Wednesday, April 11, 2012

Hunting and Animal Domestication on the Nile

The Nile and Region

My posts for the next few weeks will focus on evidence for hunting and animal domestication on the Nile during the epipaleolithic.  Many African domestic animals such as the goat appear to have come to the continent  in the early Neolithic by way of South East Asia.  In this regard, Melinda A. Zeder has focused on domestication on the Taurus-Zagros arc and Levant (link).  Other animals such as the zebu came to Africa from South Asia (link). However, not all African domesticated animals are imports. There is genetic evidence that some African cattle are partly descendants of Nile aurochs. On the Nile, it is likely that there was a long process of insipient domestication of many animals, of which only a small number became full domesticates.

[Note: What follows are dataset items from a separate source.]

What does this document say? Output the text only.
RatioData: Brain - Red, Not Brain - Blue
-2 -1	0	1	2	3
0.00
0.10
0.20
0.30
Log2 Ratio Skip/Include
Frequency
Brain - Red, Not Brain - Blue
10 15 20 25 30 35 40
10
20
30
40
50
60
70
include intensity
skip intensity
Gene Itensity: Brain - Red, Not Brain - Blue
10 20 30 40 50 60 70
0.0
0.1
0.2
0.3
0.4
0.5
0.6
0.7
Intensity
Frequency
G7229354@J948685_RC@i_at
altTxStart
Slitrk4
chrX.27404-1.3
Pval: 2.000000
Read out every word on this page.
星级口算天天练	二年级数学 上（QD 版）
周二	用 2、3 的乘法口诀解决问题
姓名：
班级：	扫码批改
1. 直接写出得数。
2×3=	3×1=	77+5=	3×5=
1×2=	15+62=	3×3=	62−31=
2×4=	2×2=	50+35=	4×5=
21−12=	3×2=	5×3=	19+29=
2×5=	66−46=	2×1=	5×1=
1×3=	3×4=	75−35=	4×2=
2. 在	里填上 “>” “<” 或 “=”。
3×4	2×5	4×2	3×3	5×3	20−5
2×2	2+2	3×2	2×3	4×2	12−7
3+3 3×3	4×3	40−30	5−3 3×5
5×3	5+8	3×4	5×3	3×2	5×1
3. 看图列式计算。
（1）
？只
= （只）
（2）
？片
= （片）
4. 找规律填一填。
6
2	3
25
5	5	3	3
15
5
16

I'll be quoting from works on the Nile epipaleolithic that discuss the archaeological evidence for the auroch, hartebeest, rhinoceros and gazelle.  I'll then focus on genetic studies of African cattle that are believed to have originated on the Nile such as the N'dama breed.


  1. Which is that evidence? Is there a study?

  2. There's extensive information on Nile epipaleolithic hunting and early domestication in the text "The Archaeology of Africa", referenced in the side bar of this blog under "BOOKS".

    Genetics of N'Dama cattle are covered in the paper "Genome-Wide Survey of SNP Variation Uncovers the Genetic Structure of Cattle Breeds"

    The FAO also has published on line extensive information about African cattle.